Side effects: C. difficile infection (diarrhoea)
f) Targeting Mycobacteria
Mycobacteria are a subset of bacteria which are aerobic and typically very difficult to treat using standard antibiotics.
– Unlike Gram +ve/-ve bacteria, they do not Gram stain as they have a very thick waxy lipid coat on their exterior –> hence called Gram fast.

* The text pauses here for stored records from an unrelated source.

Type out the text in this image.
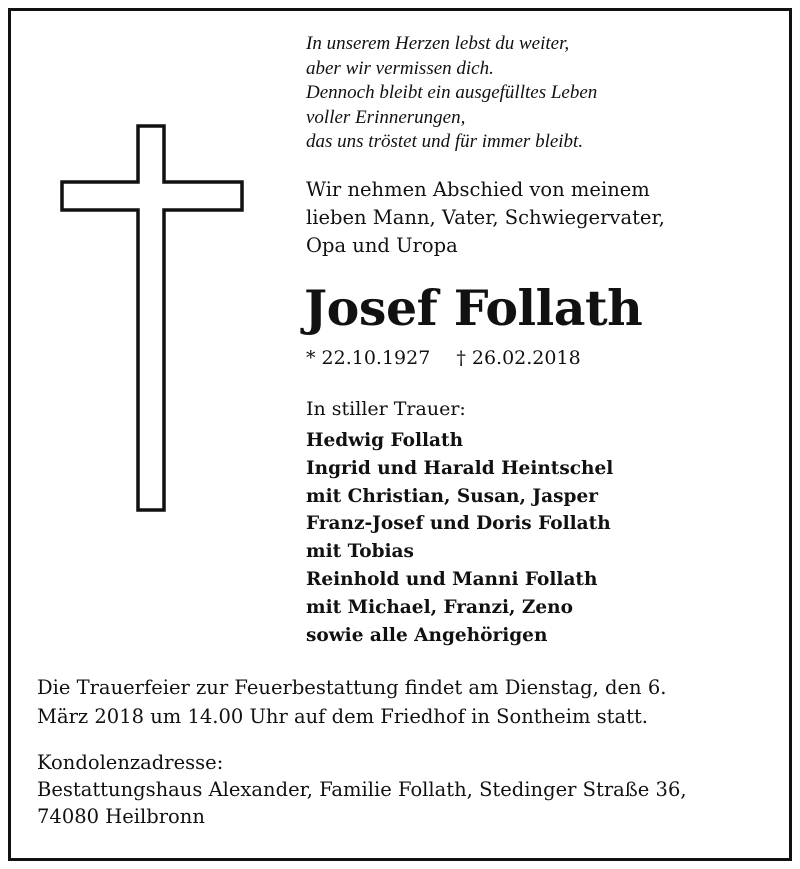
In unserem Herzen lebst du weiter,
aber wir vermissen dich.
Dennoch bleibt ein ausgefülltes Leben
voller Erinnerungen,
das uns tröstet und für immer bleibt.
Wir nehmen Abschied von meinem
lieben Mann, Vater, Schwiegervater,
Opa und Uropa
Josef Follath
* 22.10.1927 † 26.02.2018
In stiller Trauer:
Hedwig Follath
Ingrid und Harald Heintschel
mit Christian, Susan, Jasper
Franz-Josef und Doris Follath
mit Tobias
Reinhold und Manni Follath
mit Michael, Franzi, Zeno
sowie alle Angehörigen
Die Trauerfeier zur Feuerbestattung findet am Dienstag, den 6.
März 2018 um 14.00 Uhr auf dem Friedhof in Sontheim statt.
Kondolenzadresse:
Bestattungshaus Alexander, Familie Follath, Stedinger Straße 36,
74080 Heilbronn
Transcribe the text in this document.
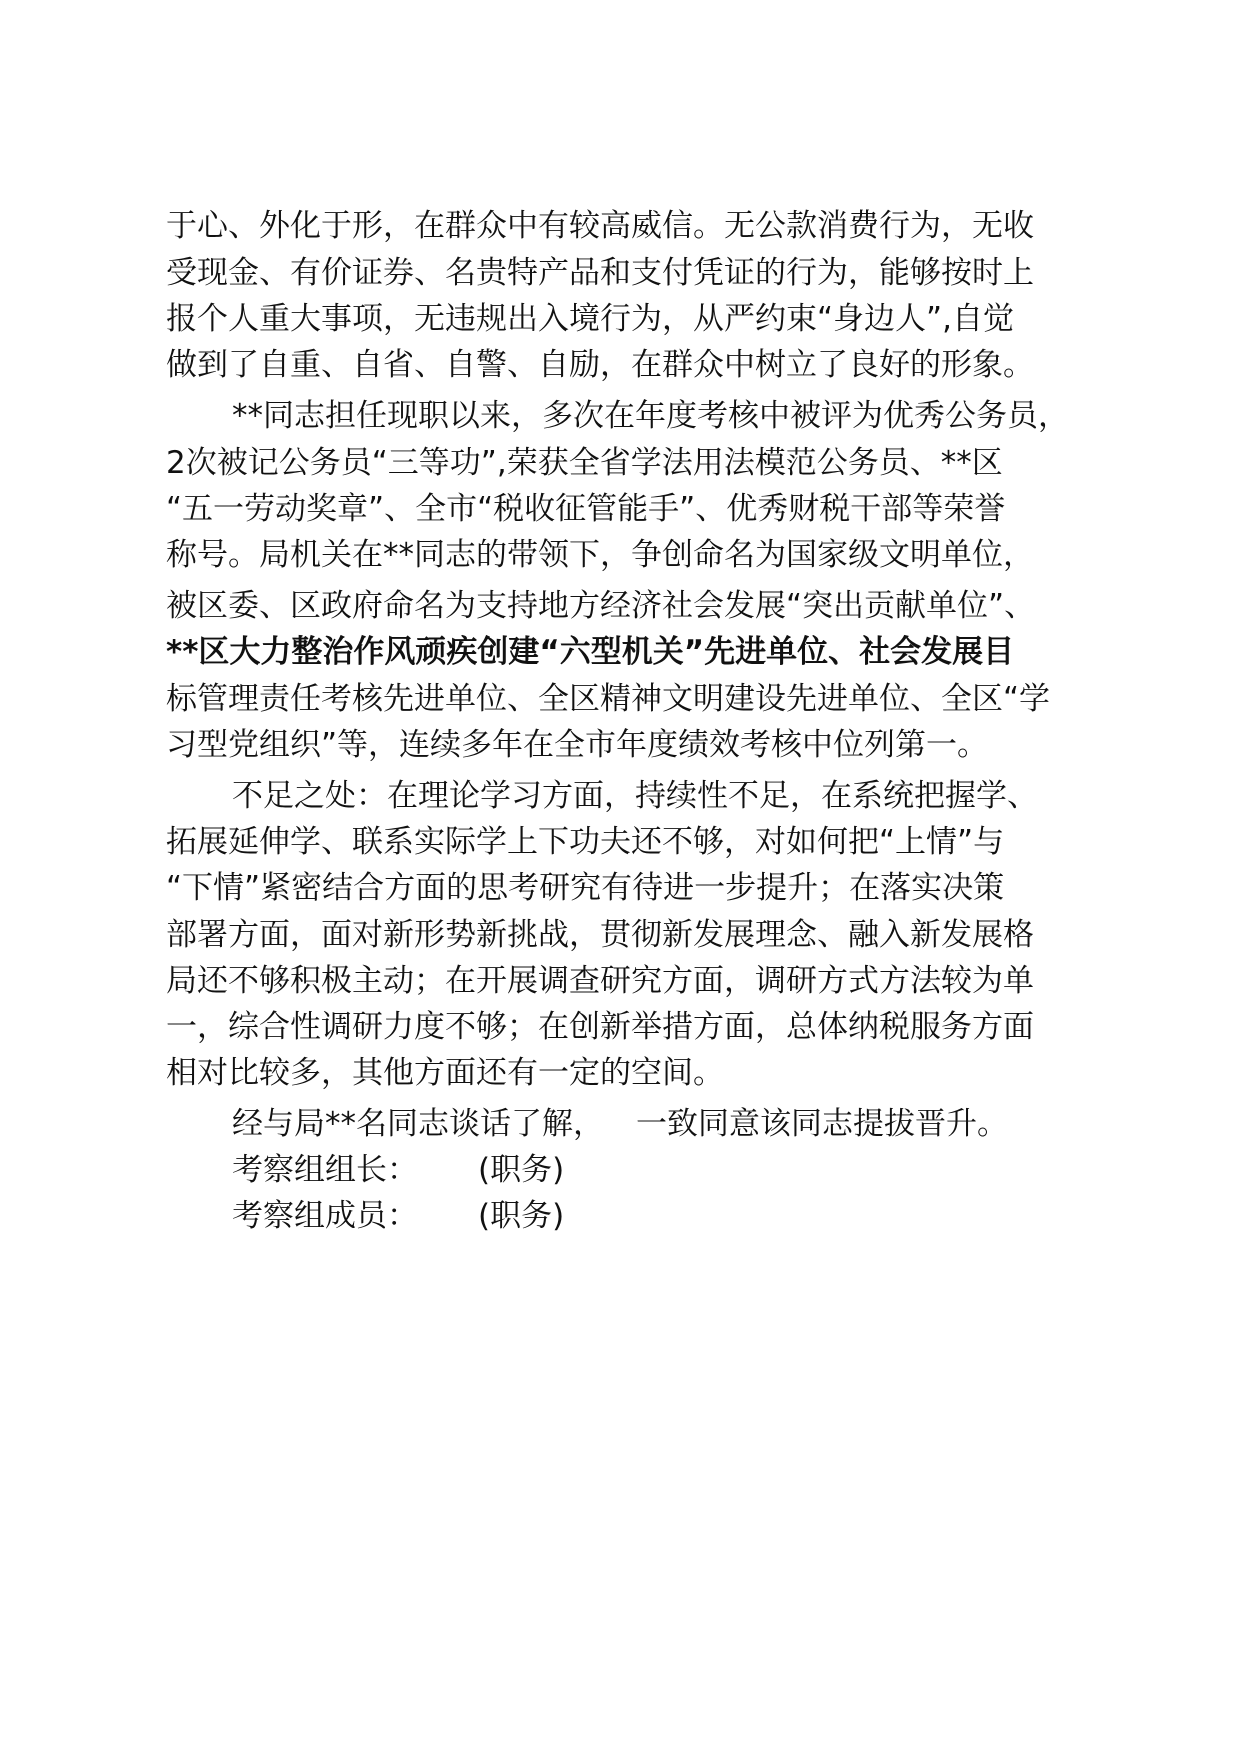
于心、外化于形，在群众中有较高威信。无公款消费行为，无收
受现金、有价证券、名贵特产品和支付凭证的行为，能够按时上
报个人重大事项，无违规出入境行为，从严约束“身边人”,自觉
做到了自重、自省、自警、自励，在群众中树立了良好的形象。
**同志担任现职以来，多次在年度考核中被评为优秀公务员，
2次被记公务员“三等功”,荣获全省学法用法模范公务员、**区
“五一劳动奖章”、全市“税收征管能手”、优秀财税干部等荣誉
称号。局机关在**同志的带领下，争创命名为国家级文明单位，
被区委、区政府命名为支持地方经济社会发展“突出贡献单位”、
**区大力整治作风顽疾创建“六型机关”先进单位、社会发展目
标管理责任考核先进单位、全区精神文明建设先进单位、全区“学
习型党组织”等，连续多年在全市年度绩效考核中位列第一。
不足之处：在理论学习方面，持续性不足，在系统把握学、
拓展延伸学、联系实际学上下功夫还不够，对如何把“上情”与
“下情”紧密结合方面的思考研究有待进一步提升；在落实决策
部署方面，面对新形势新挑战，贯彻新发展理念、融入新发展格
局还不够积极主动；在开展调查研究方面，调研方式方法较为单
一，综合性调研力度不够；在创新举措方面，总体纳税服务方面
相对比较多，其他方面还有一定的空间。
经与局**名同志谈话了解， 一致同意该同志提拔晋升。
考察组组长： (职务)
考察组成员： (职务)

– They have a cell wall made of mycolic acid, unique to mycobacteria
- Isoniazid (INH) – A prodrug that becomes activated in M. Tuberculosis
– Inhibits synthesis of mycobacterial cell wall by stopping enzyme needed for mycolic acid synthesis
Side effects: It inhibits formation of active pyridoxine (Vitamin B6) causing peripheral neuropathy
– Therefore, it is given with prophylactic pyridoxine
– Hepatitis + Inhibits CYP450 enzyme
- Rifampicin/Rifampin – Binds to bacterial DNA-dependent RNA polymerase to stop RNA synthesis
– Used in combination to treat TB and also in prophylactic treatment of meningococci + H. Influenzae
Side effects: Body secretions are coloured orange (e.g. stains contact lenses)
– Hepatitis + Induces CYP450 enzyme – Flu-like symptoms
- Pyrazinamide – This inhibits mycobacterial cell wall formation by targeting mycolic acid synthesis
– It is effective in the acidic pH of phagosomes, where engulfed mycobacteria are found in macrophages.
Side effects: Hepatitis + Arthralgia
– Inhibits uric acid secretion giving hyperuricaemia leading to gout (taken with probenecid)
- Ethambutol – This inhibits key enzymes involved in mycolic acid cell wall biosynthesis.
Side effects: Causes optic neuritis (e.g. colour blindness, visual acuity)
– Important to pre-test visual acuity and continue to monitor throughout treatment, especially in renal failure, as kidney impairment can reduce the excretion of ethambutol.